Privacy, choice, and what tomorrow looks like
Here’s where the conversation gets human. You’re not being forced into one master app, and you still have choices — paper IDs, in-person checks, and phone support won’t vanish overnight. **No, you’re not required by law to download any one app.** Yet the gravitational pull is obvious: services will prefer the quickest, most reliable identity proof, and that now lives in your phone’s secure hardware. The trade-off is real. Convenience, yes; a small risk of lockout if your phone is too old, too full, or simply dead at the wrong moment. That’s why this matters now, not on the day you need antibiotics or a tax refund. If you look after a neighbour’s tech or help your parents with theirs, this five‑minute check is a small act of care. **Ignore the prompts and you may still find yourself locked out of the services you rely on.**
| Key point | Detail | Interest for the reader |
|---|---|---|
| Updates aren’t cosmetic | They enable passkeys, biometrics and verified attributes under the UK trust framework | Faster logins, fewer passwords, tougher security |
| Act before you need access | Apps and OS need to be current or features may stop working | Avoid last‑minute lockouts at GP, bank, or parcel pickup |
| Privacy and control remain | Choice of methods persists; data stays with providers, not a central ID card | Use modern convenience without giving up autonomy |
FAQ :
- Is a digital ID now mandatory in the UK?Not in a legal sense. It’s becoming a practical requirement for many services that need to prove you’re you. You can still use alternatives in many cases, but the smoothest route will be digital.
- Which apps should I update first?Start with your phone’s system update, then the NHS App, your main banking app, and GOV.UK One Login if you use government services. Check delivery and parcel apps you rely on as well.
- What if my phone is too old?Some older devices can’t support the latest secure logins. You can try web versions on a newer computer, request paper routes, or consider an affordable handset upgrade if you depend on these services often.
- Will the government be able to track everything I do?No. Digital identity under the trust framework is about verifying attributes (like “over 18” or “this is your account”), not creating a single centralised database of your life.
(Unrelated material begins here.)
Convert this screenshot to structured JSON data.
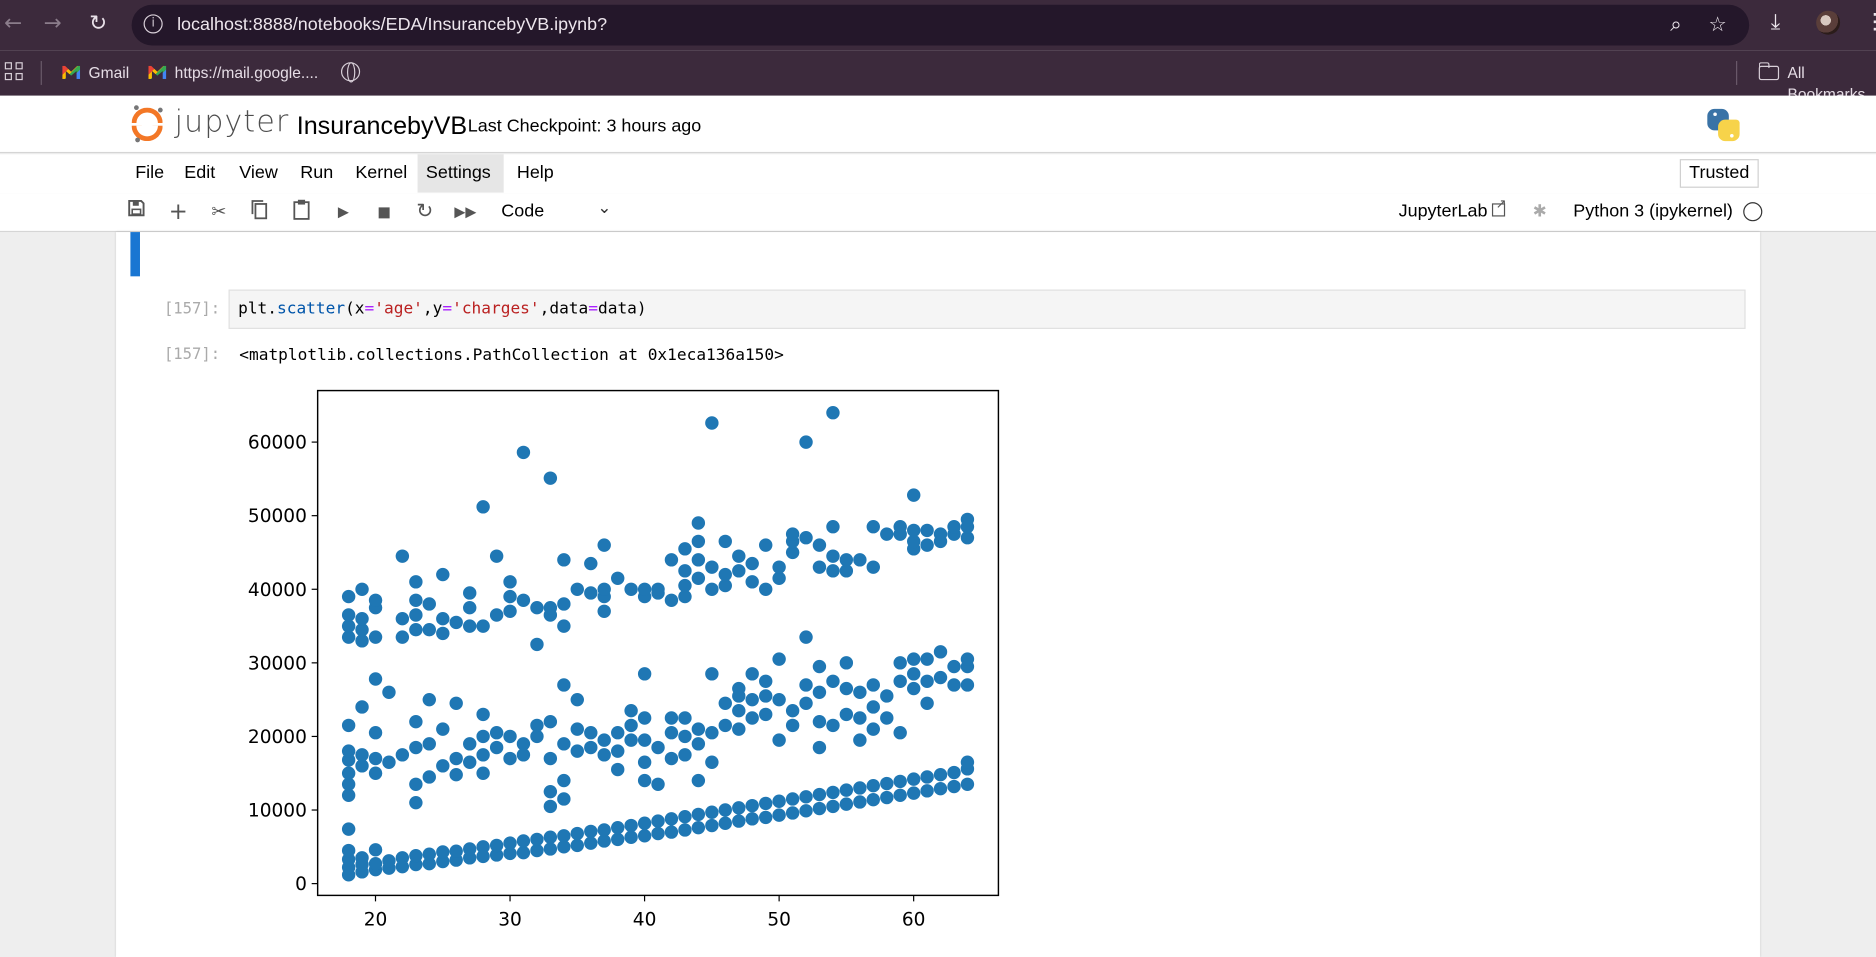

- How long does the update take — and will I lose my data?Typical app updates take a few minutes on Wi‑Fi and won’t delete your data. System updates can take longer; back up important photos and files first as good practice.










So it’s “not mandatory” but if I don’t update I can’t get into NHS or my bank? That feels mandatory in practise. What about people with older phones or low storage—do they just loose access? My mum’s Android is ancient; this could be a right faff at the pharmacy.